The Lemings, who live in Florence, developed an affection for the Ashland area through their appreciation of the writings of Jesse Stuart. Mr. Leming said he was introduced to the famous author’s words while he was recovering from a heart attack and was given a copy of Stuart’s “The Year of My Rebirth.”

“I was just so inspired by that book and this man’s will to live,” he said, explaining both of them read Stuart’s other books and later became involved in the Jesse Stuart Foundation. Among their greatest goals during retirement, he said, is helping to make sure Stuart’s words and message continues to be passed on to others.

“We found something here that we really love,” he said, glancing around the foundation’s volumes of books by Stuart and other Kentucky authors.

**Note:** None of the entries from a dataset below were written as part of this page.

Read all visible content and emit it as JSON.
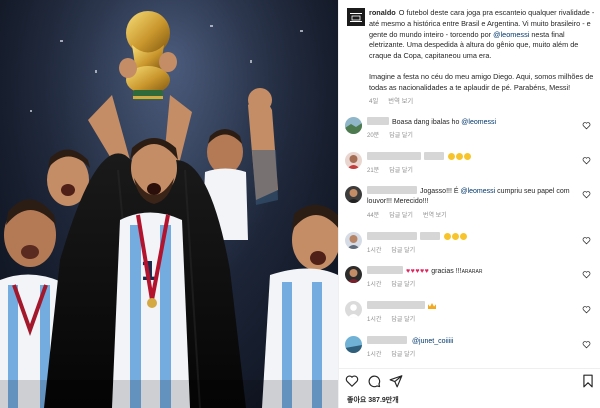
{
  "post": {
    "image_alt": "",
    "avatar_text": "",
    "username": "ronaldo",
    "caption_part1": "O futebol deste cara joga pra escanteio qualquer rivalidade - até mesmo a histórica entre Brasil e Argentina. Vi muito brasileiro - e gente do mundo inteiro - torcendo por",
    "caption_mention": "@leomessi",
    "caption_part2": "nesta final eletrizante. Uma despedida à altura do gênio que, muito além de craque da Copa, capitaneou uma era.",
    "caption_para2": "Imagine a festa no céu do meu amigo Diego. Aqui, somos milhões de todas as nacionalidades a te aplaudir de pé. Parabéns, Messi!",
    "time": "4일",
    "translate": "번역 보기"
  },
  "comments": [
    {
      "text": "Boasa dang ibalas ho",
      "mention": "@leomessi",
      "time": "20분",
      "reply": "답글 달기",
      "translate": "",
      "avatar": "landscape",
      "tail": ""
    },
    {
      "text": "",
      "mention": "",
      "time": "21분",
      "reply": "답글 달기",
      "translate": "",
      "avatar": "person-red",
      "tail": ""
    },
    {
      "text": "Jogasso!!! É",
      "mention": "@leomessi",
      "tail": "cumpriu seu papel com louvor!!! Merecido!!!",
      "time": "44분",
      "reply": "답글 달기",
      "translate": "번역 보기",
      "avatar": "person-dark"
    },
    {
      "text": "",
      "mention": "",
      "time": "1시간",
      "reply": "답글 달기",
      "translate": "",
      "avatar": "person-light",
      "tail": ""
    },
    {
      "text": "gracias !!!",
      "mention": "",
      "tail": "ARARAR",
      "time": "1시간",
      "reply": "답글 달기",
      "translate": "",
      "avatar": "person-dark2"
    },
    {
      "text": "",
      "mention": "",
      "time": "1시간",
      "reply": "답글 달기",
      "translate": "",
      "avatar": "default",
      "tail": ""
    },
    {
      "text": "",
      "mention": "@junet_coiiiii",
      "time": "1시간",
      "reply": "답글 달기",
      "translate": "",
      "avatar": "landscape2",
      "tail": ""
    }
  ],
  "footer": {
    "likes": "좋아요 387.9만개",
    "icons": [
      "heart-icon",
      "comment-icon",
      "share-icon",
      "bookmark-icon"
    ]
  },
  "colors": {
    "mention": "#00376b",
    "meta": "#8e8e8e",
    "text": "#262626",
    "heart_emoji": "#e0245e"
  }
}
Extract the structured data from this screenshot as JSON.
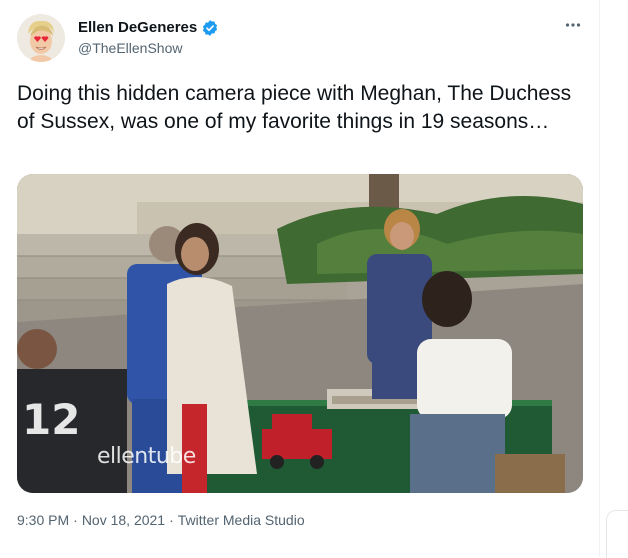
{
  "author": {
    "display_name": "Ellen DeGeneres",
    "handle": "@TheEllenShow",
    "avatar_icon": "ellen-heart-eyes-avatar",
    "verified_icon": "verified-badge-icon",
    "verified_color": "#1d9bf0"
  },
  "tweet": {
    "text": "Doing this hidden camera piece with Meghan, The Duchess of Sussex, was one of my favorite things in 19 seasons…",
    "media_watermark": "ellentube",
    "time": "9:30 PM",
    "separator": "·",
    "date": "Nov 18, 2021",
    "source": "Twitter Media Studio"
  },
  "menu": {
    "more_icon": "more-horizontal-icon"
  },
  "colors": {
    "text_primary": "#0f1419",
    "text_secondary": "#536471"
  }
}
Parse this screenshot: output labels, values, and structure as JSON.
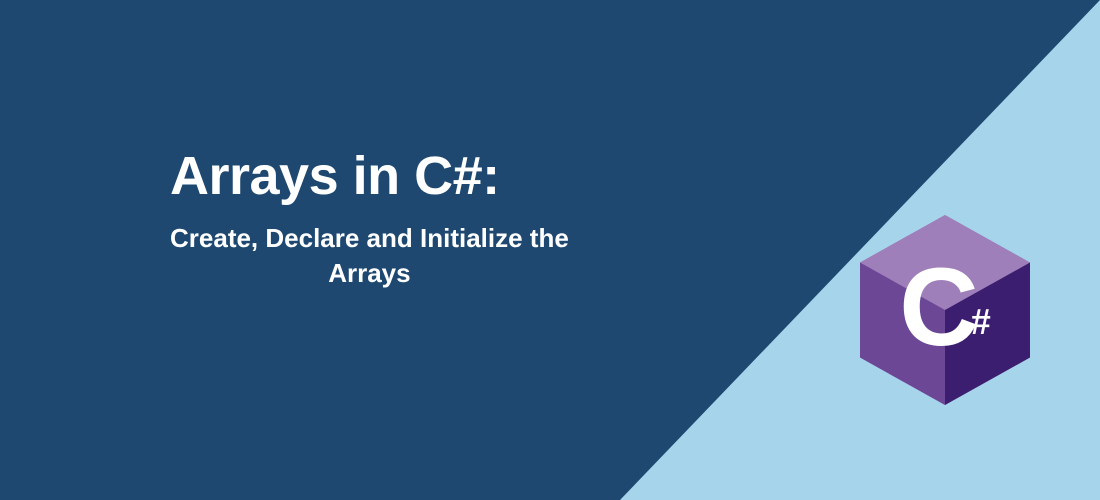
{
  "banner": {
    "title": "Arrays in C#:",
    "subtitle_line1": "Create, Declare and Initialize the",
    "subtitle_line2": "Arrays"
  },
  "logo": {
    "letter": "C",
    "hash": "#",
    "color_top": "#9e7fb9",
    "color_left": "#6b4796",
    "color_right": "#3b1e6f"
  },
  "colors": {
    "background_dark": "#1e4870",
    "background_light": "#a6d5eb",
    "text": "#ffffff"
  }
}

The Lemings’ love, and their faith, proved invaluable as they worked to deal with the flood of emotions from the death of their daughter to cancer on Christmas Day 2006.

“We supported one another. We understood each other’s agony. We could shed tears on each other’s shoulders with no shame,” he said. “We believe in Christ and that Sue ... we’ve only lost her for a while. She was a great witness for Christ.”

Looking back on their life together, Buzzy says she is certain God brought them together.

“You really can’t say it was an adventure ...” she said, searching for the right words to finish the thought as he he quickly concluded, “But, it was.”